CITATION: Lovecraft, H. P. “To Woodburn Harris.” 25 Feb. 1929. Lord of a Visible World: An Autobiography in Letters. Edited by S. T. Joshi and David E. Schultz, Ohio University Press, 2000, pp. 226-9.

The Wrongs of the Masses

In accordance with this attitude, I am distinctly opposed to visibly arrogant and arbitrary extremes of government—but this is simply because I wish the safety of an artistic and intellectual civilisation to be secure, not because I have any sympathy with the coarse-grained herd who would menace the civilisation if not placated by sops. Surely you can see the profound and abysmal difference between this emotional attitude and the emotional attitude of the democratic reformer who becomes wildly excited over the “wrongs of the masses”. This reformer has uppermost in his mind the welfare of those masses themselves—he feels with them, takes up a mental-emotional point of view as one of them, regards their advancement as his prime objective independently of anything else, and would willingly sacrifice the finest fruits of the civilisation for the sake of stuffing their bellies and giving them two cinema shows instead of one per day.
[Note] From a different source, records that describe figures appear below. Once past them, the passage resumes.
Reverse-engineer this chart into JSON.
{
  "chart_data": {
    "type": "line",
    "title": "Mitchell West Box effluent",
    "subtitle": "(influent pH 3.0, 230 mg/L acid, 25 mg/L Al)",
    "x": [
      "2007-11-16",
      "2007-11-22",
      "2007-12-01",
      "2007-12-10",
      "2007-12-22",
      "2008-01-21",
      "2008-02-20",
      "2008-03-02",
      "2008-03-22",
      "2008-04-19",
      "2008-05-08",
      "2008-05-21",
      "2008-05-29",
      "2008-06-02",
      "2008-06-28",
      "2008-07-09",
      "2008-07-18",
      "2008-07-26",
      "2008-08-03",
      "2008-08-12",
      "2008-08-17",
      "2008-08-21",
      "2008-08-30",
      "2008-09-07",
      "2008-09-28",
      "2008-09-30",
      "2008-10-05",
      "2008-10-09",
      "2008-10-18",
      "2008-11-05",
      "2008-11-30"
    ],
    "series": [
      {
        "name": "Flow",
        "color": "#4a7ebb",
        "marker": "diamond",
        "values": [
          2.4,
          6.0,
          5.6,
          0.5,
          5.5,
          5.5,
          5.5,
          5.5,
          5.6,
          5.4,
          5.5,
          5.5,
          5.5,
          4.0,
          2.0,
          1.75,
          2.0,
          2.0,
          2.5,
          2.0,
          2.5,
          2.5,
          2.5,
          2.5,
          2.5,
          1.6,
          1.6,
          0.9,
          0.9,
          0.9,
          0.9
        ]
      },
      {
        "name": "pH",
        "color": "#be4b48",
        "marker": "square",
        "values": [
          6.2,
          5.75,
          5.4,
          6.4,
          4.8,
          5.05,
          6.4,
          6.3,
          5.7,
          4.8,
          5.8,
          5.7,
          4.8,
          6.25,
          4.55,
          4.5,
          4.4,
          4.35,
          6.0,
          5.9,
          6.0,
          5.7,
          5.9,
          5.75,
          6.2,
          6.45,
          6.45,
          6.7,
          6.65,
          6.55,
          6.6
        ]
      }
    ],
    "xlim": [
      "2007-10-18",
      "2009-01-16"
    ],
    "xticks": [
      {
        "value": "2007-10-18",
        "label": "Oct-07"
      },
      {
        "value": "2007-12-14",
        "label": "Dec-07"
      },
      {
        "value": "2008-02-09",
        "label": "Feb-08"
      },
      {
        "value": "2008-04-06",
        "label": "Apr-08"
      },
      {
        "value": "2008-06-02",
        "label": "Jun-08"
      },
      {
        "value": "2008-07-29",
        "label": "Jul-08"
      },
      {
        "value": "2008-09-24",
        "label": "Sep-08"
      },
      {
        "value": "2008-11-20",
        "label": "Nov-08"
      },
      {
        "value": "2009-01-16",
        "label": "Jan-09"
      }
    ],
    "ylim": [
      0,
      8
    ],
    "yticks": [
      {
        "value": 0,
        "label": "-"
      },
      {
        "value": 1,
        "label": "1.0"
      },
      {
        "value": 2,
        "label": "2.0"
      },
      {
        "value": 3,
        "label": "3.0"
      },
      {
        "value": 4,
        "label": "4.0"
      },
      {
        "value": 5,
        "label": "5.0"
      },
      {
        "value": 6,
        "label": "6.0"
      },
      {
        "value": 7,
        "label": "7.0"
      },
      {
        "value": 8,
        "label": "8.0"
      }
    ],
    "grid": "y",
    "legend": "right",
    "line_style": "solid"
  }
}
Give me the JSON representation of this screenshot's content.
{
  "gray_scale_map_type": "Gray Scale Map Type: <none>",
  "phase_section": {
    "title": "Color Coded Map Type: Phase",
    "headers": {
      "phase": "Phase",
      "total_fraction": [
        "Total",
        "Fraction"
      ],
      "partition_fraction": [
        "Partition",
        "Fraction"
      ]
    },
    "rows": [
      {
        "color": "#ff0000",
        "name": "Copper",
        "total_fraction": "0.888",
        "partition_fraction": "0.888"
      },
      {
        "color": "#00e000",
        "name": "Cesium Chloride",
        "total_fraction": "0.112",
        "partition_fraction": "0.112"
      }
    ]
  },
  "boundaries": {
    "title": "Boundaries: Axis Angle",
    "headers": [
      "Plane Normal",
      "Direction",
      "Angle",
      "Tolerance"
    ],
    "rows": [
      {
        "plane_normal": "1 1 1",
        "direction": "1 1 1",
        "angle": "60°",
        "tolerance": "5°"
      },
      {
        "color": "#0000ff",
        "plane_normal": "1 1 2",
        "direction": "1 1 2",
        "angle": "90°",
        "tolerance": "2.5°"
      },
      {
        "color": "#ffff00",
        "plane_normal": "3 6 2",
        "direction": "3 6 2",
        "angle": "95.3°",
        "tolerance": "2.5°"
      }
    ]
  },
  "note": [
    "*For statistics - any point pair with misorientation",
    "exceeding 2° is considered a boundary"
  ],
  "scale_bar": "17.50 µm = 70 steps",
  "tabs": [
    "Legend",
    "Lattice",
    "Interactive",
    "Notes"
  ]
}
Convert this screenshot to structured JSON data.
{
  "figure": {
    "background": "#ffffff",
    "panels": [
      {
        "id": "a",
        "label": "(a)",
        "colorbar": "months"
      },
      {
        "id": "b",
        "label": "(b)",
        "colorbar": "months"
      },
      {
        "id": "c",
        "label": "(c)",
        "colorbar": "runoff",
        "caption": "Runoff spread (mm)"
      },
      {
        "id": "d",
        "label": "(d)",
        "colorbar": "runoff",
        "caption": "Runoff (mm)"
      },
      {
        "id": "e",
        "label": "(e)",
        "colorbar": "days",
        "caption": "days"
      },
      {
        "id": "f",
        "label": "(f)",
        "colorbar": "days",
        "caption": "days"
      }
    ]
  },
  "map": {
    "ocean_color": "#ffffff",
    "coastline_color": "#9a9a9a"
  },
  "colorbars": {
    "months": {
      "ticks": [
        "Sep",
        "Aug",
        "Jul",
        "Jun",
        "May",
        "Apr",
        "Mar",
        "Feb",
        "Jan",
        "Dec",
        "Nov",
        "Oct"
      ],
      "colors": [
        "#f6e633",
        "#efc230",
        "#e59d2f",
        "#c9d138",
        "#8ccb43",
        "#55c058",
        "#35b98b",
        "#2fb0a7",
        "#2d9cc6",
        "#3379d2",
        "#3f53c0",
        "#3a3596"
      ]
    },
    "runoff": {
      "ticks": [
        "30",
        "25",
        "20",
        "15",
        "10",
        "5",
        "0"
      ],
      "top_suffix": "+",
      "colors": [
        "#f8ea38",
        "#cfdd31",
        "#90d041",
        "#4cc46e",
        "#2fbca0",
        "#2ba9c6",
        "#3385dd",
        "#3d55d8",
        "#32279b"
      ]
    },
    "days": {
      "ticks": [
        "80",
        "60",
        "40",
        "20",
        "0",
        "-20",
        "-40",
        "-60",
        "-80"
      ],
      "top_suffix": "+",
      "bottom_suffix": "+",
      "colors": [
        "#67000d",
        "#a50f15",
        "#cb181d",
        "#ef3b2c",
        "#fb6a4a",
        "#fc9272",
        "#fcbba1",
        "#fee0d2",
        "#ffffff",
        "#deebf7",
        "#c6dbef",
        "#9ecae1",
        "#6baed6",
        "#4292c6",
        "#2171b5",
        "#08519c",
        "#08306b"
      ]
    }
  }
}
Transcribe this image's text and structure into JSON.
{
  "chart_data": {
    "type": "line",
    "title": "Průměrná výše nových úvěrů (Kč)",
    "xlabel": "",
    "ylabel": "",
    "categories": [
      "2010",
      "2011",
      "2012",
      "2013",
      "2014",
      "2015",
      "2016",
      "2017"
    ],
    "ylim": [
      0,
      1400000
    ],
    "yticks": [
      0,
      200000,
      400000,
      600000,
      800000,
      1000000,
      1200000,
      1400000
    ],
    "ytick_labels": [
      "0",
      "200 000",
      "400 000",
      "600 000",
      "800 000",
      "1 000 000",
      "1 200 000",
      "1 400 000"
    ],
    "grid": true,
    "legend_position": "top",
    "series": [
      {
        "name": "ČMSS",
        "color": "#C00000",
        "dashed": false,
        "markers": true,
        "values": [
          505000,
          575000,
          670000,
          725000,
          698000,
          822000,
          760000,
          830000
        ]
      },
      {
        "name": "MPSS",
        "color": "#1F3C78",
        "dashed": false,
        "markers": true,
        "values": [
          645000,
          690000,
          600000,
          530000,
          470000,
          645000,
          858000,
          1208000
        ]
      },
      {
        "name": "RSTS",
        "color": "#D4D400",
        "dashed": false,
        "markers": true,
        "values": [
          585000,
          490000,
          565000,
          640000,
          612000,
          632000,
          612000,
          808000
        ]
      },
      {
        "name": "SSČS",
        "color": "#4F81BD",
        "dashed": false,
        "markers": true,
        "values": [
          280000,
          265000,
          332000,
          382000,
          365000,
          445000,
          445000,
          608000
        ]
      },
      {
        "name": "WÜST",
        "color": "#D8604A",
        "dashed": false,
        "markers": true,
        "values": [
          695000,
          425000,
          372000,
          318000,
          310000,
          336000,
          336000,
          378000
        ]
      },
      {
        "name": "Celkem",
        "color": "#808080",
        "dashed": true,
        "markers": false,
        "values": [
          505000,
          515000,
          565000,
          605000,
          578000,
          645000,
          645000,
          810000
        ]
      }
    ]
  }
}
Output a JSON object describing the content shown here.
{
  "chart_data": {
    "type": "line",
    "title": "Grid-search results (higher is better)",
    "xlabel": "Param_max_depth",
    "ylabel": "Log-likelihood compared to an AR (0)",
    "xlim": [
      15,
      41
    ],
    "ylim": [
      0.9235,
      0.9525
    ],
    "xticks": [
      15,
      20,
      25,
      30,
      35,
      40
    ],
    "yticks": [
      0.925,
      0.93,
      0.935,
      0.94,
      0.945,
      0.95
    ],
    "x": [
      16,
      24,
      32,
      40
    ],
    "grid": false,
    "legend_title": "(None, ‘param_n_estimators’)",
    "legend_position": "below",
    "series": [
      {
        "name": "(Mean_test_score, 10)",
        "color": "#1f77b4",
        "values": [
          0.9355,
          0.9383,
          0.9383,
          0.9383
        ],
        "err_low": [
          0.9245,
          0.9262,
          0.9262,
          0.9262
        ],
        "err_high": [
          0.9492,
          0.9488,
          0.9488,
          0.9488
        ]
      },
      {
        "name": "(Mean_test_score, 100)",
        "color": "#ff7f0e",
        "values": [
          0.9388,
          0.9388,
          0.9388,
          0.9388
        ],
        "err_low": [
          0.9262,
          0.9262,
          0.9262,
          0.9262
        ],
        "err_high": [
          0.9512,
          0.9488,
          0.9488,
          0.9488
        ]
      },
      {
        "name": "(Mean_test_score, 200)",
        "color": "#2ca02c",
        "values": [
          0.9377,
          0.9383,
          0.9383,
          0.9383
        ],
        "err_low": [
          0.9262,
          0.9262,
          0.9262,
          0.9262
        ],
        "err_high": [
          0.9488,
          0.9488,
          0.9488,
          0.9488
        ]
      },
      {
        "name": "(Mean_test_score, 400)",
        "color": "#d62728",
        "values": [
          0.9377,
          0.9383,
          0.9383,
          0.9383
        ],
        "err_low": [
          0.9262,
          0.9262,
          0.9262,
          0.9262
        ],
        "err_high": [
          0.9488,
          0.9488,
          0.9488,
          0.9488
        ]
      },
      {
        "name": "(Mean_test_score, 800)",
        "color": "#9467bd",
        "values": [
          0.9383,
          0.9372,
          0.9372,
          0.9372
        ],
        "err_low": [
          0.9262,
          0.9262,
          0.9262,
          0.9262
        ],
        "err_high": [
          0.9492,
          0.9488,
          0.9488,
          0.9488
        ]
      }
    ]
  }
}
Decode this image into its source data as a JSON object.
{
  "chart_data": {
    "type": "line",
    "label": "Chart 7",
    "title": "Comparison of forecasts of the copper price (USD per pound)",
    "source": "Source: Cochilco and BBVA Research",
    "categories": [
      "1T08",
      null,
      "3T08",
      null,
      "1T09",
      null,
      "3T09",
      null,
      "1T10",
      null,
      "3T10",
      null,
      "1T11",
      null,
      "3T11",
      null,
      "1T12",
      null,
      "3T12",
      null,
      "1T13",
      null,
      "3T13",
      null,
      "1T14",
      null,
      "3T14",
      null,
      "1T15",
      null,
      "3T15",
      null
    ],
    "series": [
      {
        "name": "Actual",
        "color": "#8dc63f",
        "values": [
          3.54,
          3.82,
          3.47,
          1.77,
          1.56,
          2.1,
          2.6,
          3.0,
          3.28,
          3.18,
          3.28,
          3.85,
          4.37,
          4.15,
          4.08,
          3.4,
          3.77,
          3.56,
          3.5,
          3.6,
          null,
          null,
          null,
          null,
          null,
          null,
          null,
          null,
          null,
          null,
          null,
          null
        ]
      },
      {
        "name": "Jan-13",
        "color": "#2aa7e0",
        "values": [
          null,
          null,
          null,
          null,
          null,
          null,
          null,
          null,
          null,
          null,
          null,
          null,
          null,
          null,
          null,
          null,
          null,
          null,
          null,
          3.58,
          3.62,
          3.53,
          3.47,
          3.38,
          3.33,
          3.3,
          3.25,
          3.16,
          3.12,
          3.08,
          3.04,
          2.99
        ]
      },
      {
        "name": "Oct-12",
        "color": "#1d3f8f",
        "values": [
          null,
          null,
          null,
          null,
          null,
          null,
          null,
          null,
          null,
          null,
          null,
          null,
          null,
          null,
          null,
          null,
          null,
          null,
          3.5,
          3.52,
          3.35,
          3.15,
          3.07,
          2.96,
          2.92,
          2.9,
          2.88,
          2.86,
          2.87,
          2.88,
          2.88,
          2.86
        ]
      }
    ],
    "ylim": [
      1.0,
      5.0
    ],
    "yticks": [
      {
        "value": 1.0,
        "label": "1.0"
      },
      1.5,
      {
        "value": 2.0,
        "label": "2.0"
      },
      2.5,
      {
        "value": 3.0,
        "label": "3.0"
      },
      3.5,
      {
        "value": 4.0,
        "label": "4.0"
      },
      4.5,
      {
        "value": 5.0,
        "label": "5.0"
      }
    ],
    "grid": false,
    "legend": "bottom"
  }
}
I, on the other hand, don’t give a hang about the masses except so far as I think deliberate cruelty is coarse and unaesthetic—be it toward horses, oxen, undeveloped men, dogs, niggers, or poultry.


DESCRIPTION: In a letter to his friend Woodburn Harris, Lovecraft claims that contemporary reformers care only about the daily needs of Americans while he, in comparison, cares only about the “safety of an artistic and intellectual civilisation.”

CITATION: Lovecraft, H. P. “To Woodburn Harris.” 25 Feb. 1929. Lord of a Visible World: An Autobiography in Letters. Edited by S. T. Joshi and David E. Schultz, Ohio University Press, 2000, pp. 226-9.

A Reversion to Savagery

The most alarming tendency observable in this age is a growing disregard for the established forces of law and order. Whether or not stimulated by the noxious example of the almost sub-human Russian rabble, the less intelligent element throughout the world seems animated by a singular viciousness, and exhibits symptoms like those of a herd on the verge of stampeding. Whilst long-winded politicians preach universal peace, long-haired anarchists are preaching a social upheaval which means nothing more or less than a reversion to savagery or mediaeval barbarism. Even in this traditionally orderly nation the number of Bolsheviki, both open and veiled, is considerable enough to require remedial measures. The repeated and unreasonable strikes of important workers, seemingly with the object of indiscriminate extortion rather than rational wage increase, constitute a menace which should be checked.


DESCRIPTION: In his essay “Bolshevism,” Lovecraft recommends that the government suppress working-class agitation in order to prevent “social upheaval” and class warfare.

CITATION: Lovecraft, H. P. “Bolshevism” Collected Essays. Edited by S. T. Joshi, vol. 5, Hippocampus Press, 2006, p. 37.